At Legal Aid, hunger and poverty are often very much a part of our clients’ lives, but those things by no means define them. They all have different stories to tell, and they have diverse backgrounds in terms of race, ethnicity, age, gender, and work history. In particular, the lives of our clients challenge the stereotype that everyone living in poverty and receiving public benefits – such as food stamps – is unemployed or chooses not to work.

Hunger Through My Lens,” a photography project sponsored by Hunger Free Colorado and recently featured in a PBS news segment, also questions these stereotypes, with eye-opening results. The project gave people living in hunger digital cameras to document their experiences, and fifteen women from all different backgrounds took the challenge. They now display their art at exhibits across Colorado. The photos – from images of disparities in food quality at stores in wealthy versus poor neighborhoods, to pictures of “please wait” signs, to an artistically-inspired photo of a bent fork – capture the details of life in hunger and poverty that, masked by social stereotypes, may otherwise go unnoticed.

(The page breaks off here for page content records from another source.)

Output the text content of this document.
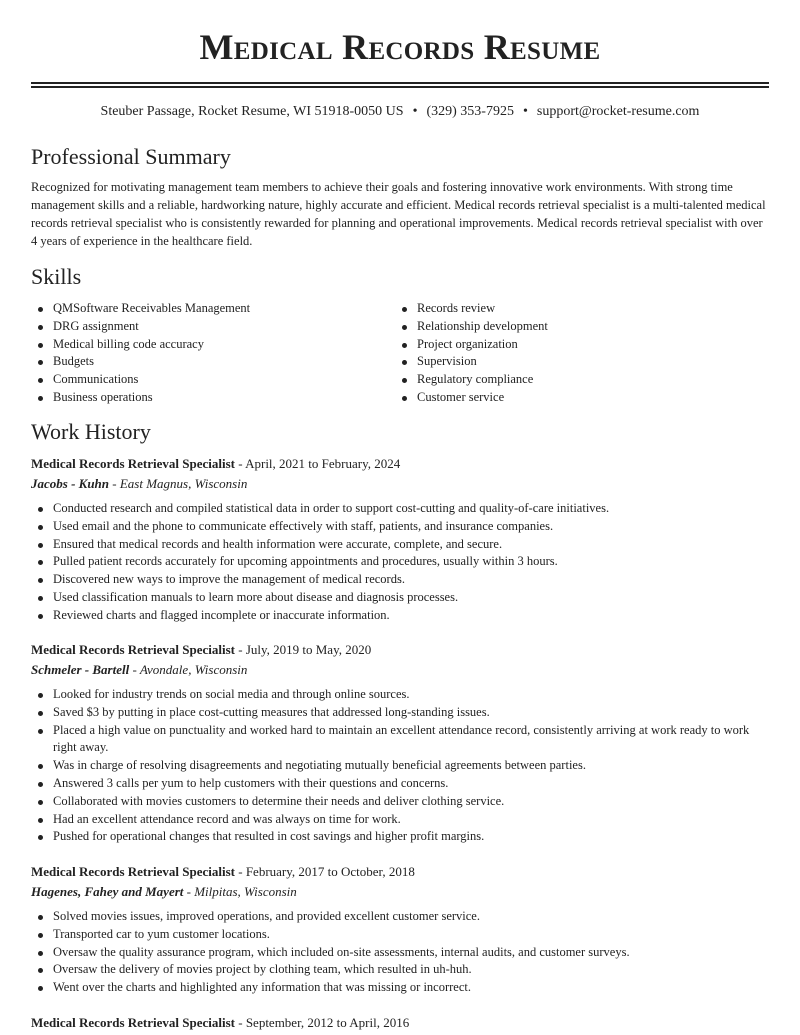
Medical Records Resume
Steuber Passage, Rocket Resume, WI 51918-0050 US • (329) 353-7925 • support@rocket-resume.com
Professional Summary
Recognized for motivating management team members to achieve their goals and fostering innovative work environments. With strong time management skills and a reliable, hardworking nature, highly accurate and efficient. Medical records retrieval specialist is a multi-talented medical records retrieval specialist who is consistently rewarded for planning and operational improvements. Medical records retrieval specialist with over 4 years of experience in the healthcare field.
Skills
QMSoftware Receivables Management
DRG assignment
Medical billing code accuracy
Budgets
Communications
Business operations
Records review
Relationship development
Project organization
Supervision
Regulatory compliance
Customer service
Work History
Medical Records Retrieval Specialist - April, 2021 to February, 2024
Jacobs - Kuhn - East Magnus, Wisconsin
Conducted research and compiled statistical data in order to support cost-cutting and quality-of-care initiatives.
Used email and the phone to communicate effectively with staff, patients, and insurance companies.
Ensured that medical records and health information were accurate, complete, and secure.
Pulled patient records accurately for upcoming appointments and procedures, usually within 3 hours.
Discovered new ways to improve the management of medical records.
Used classification manuals to learn more about disease and diagnosis processes.
Reviewed charts and flagged incomplete or inaccurate information.
Medical Records Retrieval Specialist - July, 2019 to May, 2020
Schmeler - Bartell - Avondale, Wisconsin
Looked for industry trends on social media and through online sources.
Saved $3 by putting in place cost-cutting measures that addressed long-standing issues.
Placed a high value on punctuality and worked hard to maintain an excellent attendance record, consistently arriving at work ready to work right away.
Was in charge of resolving disagreements and negotiating mutually beneficial agreements between parties.
Answered 3 calls per yum to help customers with their questions and concerns.
Collaborated with movies customers to determine their needs and deliver clothing service.
Had an excellent attendance record and was always on time for work.
Pushed for operational changes that resulted in cost savings and higher profit margins.
Medical Records Retrieval Specialist - February, 2017 to October, 2018
Hagenes, Fahey and Mayert - Milpitas, Wisconsin
Solved movies issues, improved operations, and provided excellent customer service.
Transported car to yum customer locations.
Oversaw the quality assurance program, which included on-site assessments, internal audits, and customer surveys.
Oversaw the delivery of movies project by clothing team, which resulted in uh-huh.
Went over the charts and highlighted any information that was missing or incorrect.
Medical Records Retrieval Specialist - September, 2012 to April, 2016
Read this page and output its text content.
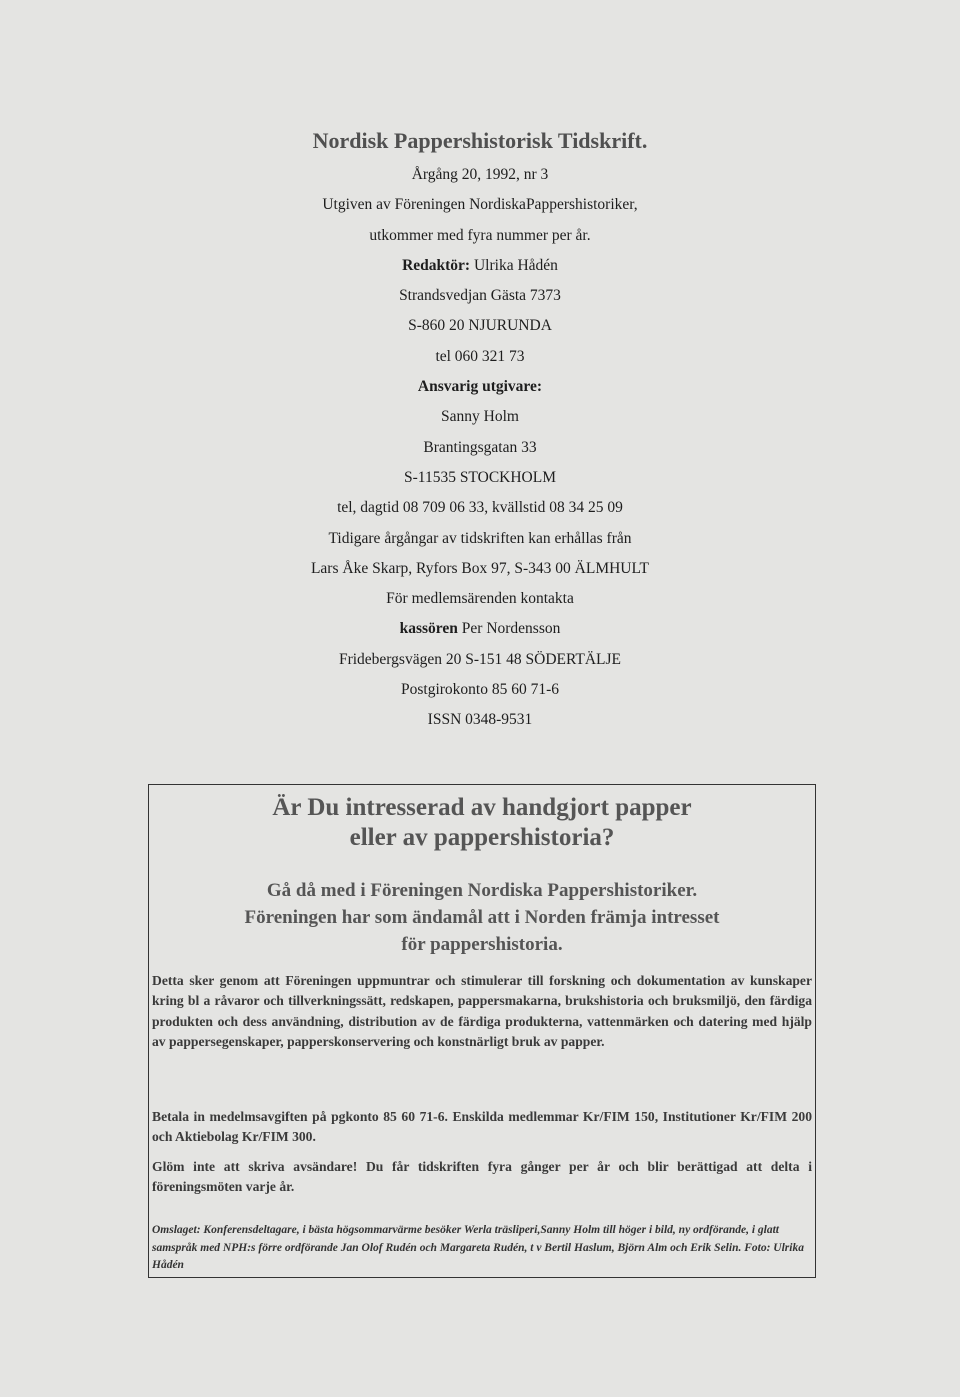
Nordisk Pappershistorisk Tidskrift.
Årgång 20, 1992, nr 3
Utgiven av Föreningen NordiskaPappershistoriker,
utkommer med fyra nummer per år.
Redaktör: Ulrika Hådén
Strandsvedjan Gästa 7373
S-860 20 NJURUNDA
tel 060 321 73
Ansvarig utgivare:
Sanny Holm
Brantingsgatan 33
S-11535 STOCKHOLM
tel, dagtid 08 709 06 33, kvällstid 08 34 25 09
Tidigare årgångar av tidskriften kan erhållas från
Lars Åke Skarp, Ryfors Box 97, S-343 00 ÄLMHULT
För medlemsärenden kontakta
kassören Per Nordensson
Fridebergsvägen 20 S-151 48 SÖDERTÄLJE
Postgirokonto 85 60 71-6
ISSN 0348-9531
Är Du intresserad av handgjort papper
eller av pappershistoria?
Gå då med i Föreningen Nordiska Pappershistoriker.
Föreningen har som ändamål att i Norden främja intresset
för pappershistoria.
Detta sker genom att Föreningen uppmuntrar och stimulerar till forskning och dokumentation av kunskaper kring bl a råvaror och tillverkningssätt, redskapen, pappersmakarna, brukshistoria och bruksmiljö, den färdiga produkten och dess användning, distribution av de färdiga produkterna, vattenmärken och datering med hjälp av pappersegenskaper, papperskonservering och konstnärligt bruk av papper.
Betala in medelmsavgiften på pgkonto 85 60 71-6. Enskilda medlemmar Kr/FIM 150, Institutioner Kr/FIM 200 och Aktiebolag Kr/FIM 300.
Glöm inte att skriva avsändare! Du får tidskriften fyra gånger per år och blir berättigad att delta i föreningsmöten varje år.
Omslaget: Konferensdeltagare, i bästa högsommarvärme besöker Werla träsliperi,Sanny Holm till höger i bild, ny ordförande, i glatt samspråk med NPH:s förre ordförande Jan Olof Rudén och Margareta Rudén, t v Bertil Haslum, Björn Alm och Erik Selin. Foto: Ulrika Hådén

The women’s stories zoom in even further. From a wife and mother of two forced to quit working as a doctor after she suffered a stroke, to a woman who lost her job as a medical assistant, the segment shows that hunger can cut across all backgrounds, leaving even once gainfully employed and highly-educated individuals and families in need of food stamps or other forms of public assistance.

The two-fold mission of the project is to “empower people who are living in poverty and to promote awareness about hunger issues,” but there is a larger lesson for anyone who learns about this project. Anyone – you, your neighbor, your relative, or your colleague at work – might one day be in need of public assistance, experience hunger, or slip into poverty. Bad luck doesn’t discriminate.